Hadley concluded that, " Only against ballistic missiles does the United States remain vulnerable through continued adherence to the ABM Treaty. Also that , interim "quick fixes" offering even the most limited capability against the ballistic missile threat would provide a deterrent to countries now seeking these weapons; the so-called "scarecrow defense." In this way, Hadley argued, the United States would have an "emergency deployment option" in case of crisis. The way around amending the 1972 Anti-Ballistic Missile (ABM) treaty would be to declare the system "temporary".

Anything to get the industry in the Pentagon chow line. Its clear that no matter what the obstacles or objections, Hadley would insist that the constructs of a new missile defense regime were essential to the nation's defense.

In October of 2003, senior U.S. military officer warned that, "Space may become a war zone in the not-too-distant future," in an apparent reaction to China becoming the third country besides the U.S. and Russia to put a man in space. "In my view it will not be long before space becomes a battleground," Lieutenant General Edward Anderson, Deputy Commander, United States Northern Command, and Vice Commander, U.S. Element, North American Aerospace Defense Command, said at a geospatial intelligence conference in New Orleans the same year. "Our military forces depend very, very heavily on space capabilities, and so that is a statement of the obvious to our potential threat, whoever that may be," he said.

"They can see that one of the ways that they can certainly diminish our capabilities will be to attack the space systems," said Anderson, who formerly served as a space acquisitions and appropriations warrior in the Space Battle Lab. "Now how they do that and who that's going to be I can't tell you in this audience," he warned ominously.

In a Reuters article published in the same month as Anderson's remarks, Rich Haver, former special assistant for intelligence to Donald Rumsfeld, said he expected battles in space within the next two decades. "I believe space is the place we will fight in the next 20 years," said Haver, then vice president for intelligence strategy at Northrop Grumman Mission Systems. (sincere, concerned look on his face as he speaks) "There are executive orders that say we don't want to do that," Haver explained. "There's been a long-standing U.S. policy to try to keep space a peaceful place, but ... we have in space assets absolutely essential to the conduct of our military operations (and our portfolios), absolutely essential to our national security. They have been there for many years," he said.

"When the true history of the Cold War is written and all the classified items are finally unclassified, I believe that historians will note that it was in space that a significant degree of this country's ability to win the Cold War was embedded," Haver warned.

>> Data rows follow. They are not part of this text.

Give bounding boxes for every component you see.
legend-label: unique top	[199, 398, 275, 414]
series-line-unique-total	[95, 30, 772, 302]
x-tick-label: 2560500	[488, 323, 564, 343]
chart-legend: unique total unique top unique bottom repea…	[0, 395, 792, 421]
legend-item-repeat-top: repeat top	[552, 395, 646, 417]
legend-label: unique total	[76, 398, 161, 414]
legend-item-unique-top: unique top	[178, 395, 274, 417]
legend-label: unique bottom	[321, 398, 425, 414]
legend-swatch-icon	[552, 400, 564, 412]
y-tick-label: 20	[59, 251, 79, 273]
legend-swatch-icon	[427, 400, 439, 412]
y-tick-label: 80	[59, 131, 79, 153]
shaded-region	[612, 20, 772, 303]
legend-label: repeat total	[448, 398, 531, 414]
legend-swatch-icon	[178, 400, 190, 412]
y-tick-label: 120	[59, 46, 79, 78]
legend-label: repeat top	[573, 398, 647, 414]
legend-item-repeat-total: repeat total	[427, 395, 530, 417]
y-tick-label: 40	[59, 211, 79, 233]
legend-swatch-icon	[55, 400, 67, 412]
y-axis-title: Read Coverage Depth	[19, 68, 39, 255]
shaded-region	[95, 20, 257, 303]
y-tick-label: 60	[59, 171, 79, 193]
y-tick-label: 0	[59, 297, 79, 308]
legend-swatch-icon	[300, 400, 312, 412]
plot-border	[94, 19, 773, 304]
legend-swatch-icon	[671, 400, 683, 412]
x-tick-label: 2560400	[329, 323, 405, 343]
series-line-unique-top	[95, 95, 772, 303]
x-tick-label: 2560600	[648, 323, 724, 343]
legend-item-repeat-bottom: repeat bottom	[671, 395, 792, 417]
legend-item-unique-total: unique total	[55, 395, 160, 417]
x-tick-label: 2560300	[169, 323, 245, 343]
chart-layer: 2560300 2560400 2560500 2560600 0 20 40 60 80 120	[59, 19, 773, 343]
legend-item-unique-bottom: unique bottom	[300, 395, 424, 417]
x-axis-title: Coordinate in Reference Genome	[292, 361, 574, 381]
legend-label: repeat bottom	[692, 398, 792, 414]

Responding to a question about the implications of China sending a man into space, Haver said: "I think the Chinese are telling us they're there, and I think if we ever wind up in a confrontation again with any one of the major powers who has a space capability we will find space is a battleground."

North Korea's nuclear testing may have given George Bush the pretext he needs to continue his military industry cabal's drive to militarize space. It doesn't take much imagination to suppose that space could end up looking very much like Iraq, if Bush and his cronies have their way with our space budget and are allowed to throw what's left of our defense dollars into the air to fulfill the PNAC wish list. The White House National Space Policy is just a cynical bid to Congress, looking for permission and walking-around money for Bush and Rumsfeld to play Star Wars. If we give Bush his way, we will soon forget about all about of the damage he's done here on earth. Just wait until someone gives him room to spread his military toys and their destructive muckraking all around the rest of the universe.